「天子ヶ岳の瓔珞つつじ」についていろいろと調べてみました。
「明治新撰駿河国誌」(明治30年)には次のように書かれています。(コマ番号28/103)
http://dl.ndl.go.jp/info:ndljp/pid/765155/28「天子ヶ嶽 或はきりう山といふ
山下に古塚あり何人を葬りしを知らず或は云古皇女の塚なりとこれに関し里傳あれとも信じ難し塚側に躑躅(つつじ)の大樹あり里人呼で瑶珞躑躅といふ」
「地理教育:富士登山唱歌」(明治42年)には以下のように書かれています。
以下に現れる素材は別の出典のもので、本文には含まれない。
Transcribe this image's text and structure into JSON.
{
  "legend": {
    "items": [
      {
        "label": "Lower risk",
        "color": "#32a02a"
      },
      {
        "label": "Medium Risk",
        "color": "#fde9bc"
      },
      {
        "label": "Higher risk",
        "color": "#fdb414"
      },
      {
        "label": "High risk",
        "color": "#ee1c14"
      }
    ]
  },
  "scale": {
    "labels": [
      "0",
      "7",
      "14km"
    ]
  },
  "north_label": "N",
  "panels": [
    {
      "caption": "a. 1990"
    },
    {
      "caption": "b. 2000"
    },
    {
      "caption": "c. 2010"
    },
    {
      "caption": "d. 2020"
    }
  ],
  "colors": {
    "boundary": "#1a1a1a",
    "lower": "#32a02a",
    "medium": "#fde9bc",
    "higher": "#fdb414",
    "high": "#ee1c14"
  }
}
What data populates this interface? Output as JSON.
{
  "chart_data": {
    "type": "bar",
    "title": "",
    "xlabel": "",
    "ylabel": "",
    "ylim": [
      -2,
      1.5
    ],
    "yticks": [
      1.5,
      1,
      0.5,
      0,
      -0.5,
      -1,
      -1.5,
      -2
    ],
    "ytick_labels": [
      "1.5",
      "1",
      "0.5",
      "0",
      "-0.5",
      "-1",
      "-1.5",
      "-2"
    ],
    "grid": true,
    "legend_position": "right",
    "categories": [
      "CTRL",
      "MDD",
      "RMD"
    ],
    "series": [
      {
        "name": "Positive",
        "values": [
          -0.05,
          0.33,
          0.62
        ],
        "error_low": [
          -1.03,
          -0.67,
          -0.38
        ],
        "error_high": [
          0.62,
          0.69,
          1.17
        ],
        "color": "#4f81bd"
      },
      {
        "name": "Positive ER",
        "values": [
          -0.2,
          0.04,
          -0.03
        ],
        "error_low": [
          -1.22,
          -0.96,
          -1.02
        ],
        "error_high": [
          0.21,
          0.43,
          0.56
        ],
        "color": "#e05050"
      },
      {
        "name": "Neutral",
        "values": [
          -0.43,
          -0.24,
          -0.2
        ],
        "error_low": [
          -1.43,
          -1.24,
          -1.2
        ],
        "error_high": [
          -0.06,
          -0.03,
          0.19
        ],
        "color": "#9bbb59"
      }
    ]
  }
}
(コマ番号11/25)
http://dl.ndl.go.jp/info:ndljp/pid/855711/11「天子ヶ岳ハ山上ニ古塚アリ是昔皇女ヲ奉葬シタルナリト其躑躅ハ花冠瓔珞ニ似タル奇花ヲ開クヲ以テ其名高ク其ノ山麓白糸村内野ニハ長者ヶ池(一名田貫沼)ト称スル小湖アリ是尹良親王ノ館趾ナリト傳フ」
同じ明治42年に出版された「富士駅名所案内」には皇女ではなく、源頼朝の妻の伝説として別伝が載せられています。(コマ番号7/28)
http://dl.ndl.go.jp/info:ndljp/pid/765279/7「山嶺に古塚あり何人を葬りしを知らずと雖も或は云ふ源頼朝公の妻上つ方より来られし高位の御姫君にして御滅後には此山嶺の葬れりといふ当時紀念として十三輪の躑躅を植ゆ今は繁茂して大樹となれり里人呼で瓔珞躑躅といふ」
さらに大正15年出版の「山行記」には、やはり皇女の伝説として次のように出ています。(コマ番号106/234)
http://dl.ndl.go.jp/info:ndljp/pid/1020508/102「昔、ある皇女が、皇子を慕ふて此處まで来て遂に逝かれたので、里人これを悲しみ京都に面するの場所に葬つて、その瓔珞の冠を祠前に埋めた。これに生へた躑躅が、即ち今祠前にある瓔珞躑躅である、といふ傳説である。」
天子ヶ岳には、源頼朝や宗良親王にまつわる伝説があるようです。
皇女のお婿さんの炭焼きの松五郎の話が、いつごろから伝承されるようになったのか?たいへん興味がありますね。